Во второй половине 80-х вектор движения отечественной киномысли дал крен и рассыпался на мириады единичных голосов, перекрикивающих друг друга в запале объявленной гласности. На фоне брожения умов кинематограф Муратовой выглядел константой творческого индивидуализма.
Астенический синдром /1989/ был уподоблен закипевшей и вспенившейся жидкости. Картина ломала представление о Муратовой как художнике лирического тонуса, поэтессе нежности. Исторический излом способствовал не столько освобождению, сколько мутированию сознания; общество вышло на очередной виток пошлости и хамства. "Личность нельзя освободить, - писал философ Г.Померанц, - если эта личность недоразвита". Естественной характеристикой существования общества стала "истерика" – слово, которое более всего подходит для расширяющейся безумной реальности. Но "истерика" тоже есть реакция живого организма, как "любовь", "надежда", "разочарование", "не-любовь"; и в этом нельзя обвинять Муратову, всегда тяготевшую к искреннему изъявлению чувств. Советское кино, выведенное из состояния невесомости, неожиданно обрело вес, и под этим грузом ухнуло в черную яму, в поисках духовности забуриваясь на глубину мерзости. Почти каждый уважающий себя художник этого времени считал своим долгом слить на экран то, что накопилось в душе. Из разбуренных пластов поднялся фонтан уродливых отношений, первичных инстинктов, нецензурного языка. Десятилетия железного занавеса и стального прессинга взрастили мифологию, продуцировавшую эстетику отрицания, которая, прорвав дамбу запретов и ограничений, предстала в виде невиданных доселе плодов.
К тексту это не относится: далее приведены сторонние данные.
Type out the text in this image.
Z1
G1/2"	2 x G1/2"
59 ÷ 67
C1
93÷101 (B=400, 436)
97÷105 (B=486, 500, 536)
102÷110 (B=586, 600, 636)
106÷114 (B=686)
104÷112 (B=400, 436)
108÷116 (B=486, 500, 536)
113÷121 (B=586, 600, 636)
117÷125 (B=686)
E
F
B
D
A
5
Советская система возвышала человека, постсоветская - принялась его унижать, культ гуманизма обернулся культом мизантропии.
Астенический синдром соответствовал общим представлениям о позднесоветской чернухе, но Муратова отстраняла обыденный кошмар фарсом, чередовала ужасное и нелепое, иронизировала над собой, обращаясь к формуле "фильм в фильме". Истерика была не самым страшным – страшнее было то, что шло после нервного припадка: погружение в сон, нравственная астения, равнодушие к себе и окружающим. Предощущение автора о конце мира сработало чище любого политического прогноза.
"Зло вплетено в узор ковра, и для того чтобы выдернуть эту нить, надо разрушить всю ткань. Да, искусство может повлиять на человека, но мимолетно. Вышел ты из кинозала, походил день-другой под настроением от фильма, а потом все равно вернулся к прежней жизни"
("Думала: сниму кино про живодерню - люди добрее станут", "Известия", 28.09.2007г.)
Если в советском кино инакомыслия не допускалось, и все были "своими", то теперь все стали "чужими", неспособными к согласию и не нуждающимися во взаимопонимании. Муратова, которая никогда не была официозу "своей", обрела иной диапазон голоса. Прежде Муратову сравнивали с хищницей, неподвластной дрессуре, - в
Астеническом синдроме она предстает в образе разъяренного зверя. В части композиции Муратова ушла от внимания к отдельным судьбам в скольжение по разномастной галерее - ни один герой не мог выдержать авторской экспрессии, превратившейся в шквальный ураган.
Астенический синдром по концентрации депрессии сравнивали с
Письмами мертвого человека, а рецензия на фильм в "Искусстве кино" называлась "Бог умер". В "симфонии вялотекущего апокалипсиса" режиссер явил энциклопедию болезней и каталог пороков, пустил на печать кардиограмму общественного сознания - разуверившегося, озлобленного, озверевшего, разлившегося в шизофрении и погрязшего в нигилизме. Эстетика Муратовой всегда была преимущественно закрыта для понимания иностранного зрителя, но фильм приметили даже на Берлинском МКФ, удостоив автора "Серебряным медведем".
4.
Муратова последних двадцати лет - это Муратова, очищенная от амальгамы иллюзий и мифов либеральной эпохи. Ее проницательное зрение сродни термометру, по которому движется ртутный столбик, указывающий на "потепление" или "похолодание" нравов. Функциональность термометра требует незыблемости шкалы, которая, к сожалению, зачастую смещается вместе со столбиком. Градуировка Муратовой неизменна – автор не стремится заигрывать с публикой, утешать и обманывать зрителя, она игнорирует всякое нравоучение. Жизнь сплетена из агрессии, обид, боли, расстройств – стабильность если и существует, то кроется не в благосклонности внешних обстоятельств, а внутри самой личности. Полагали, что
Астенический синдром мог стать последней картиной Муратовой: после такого саморазоблачения автору не дано вернуться в прежнюю колею - после концлагеря стихи не пишутся.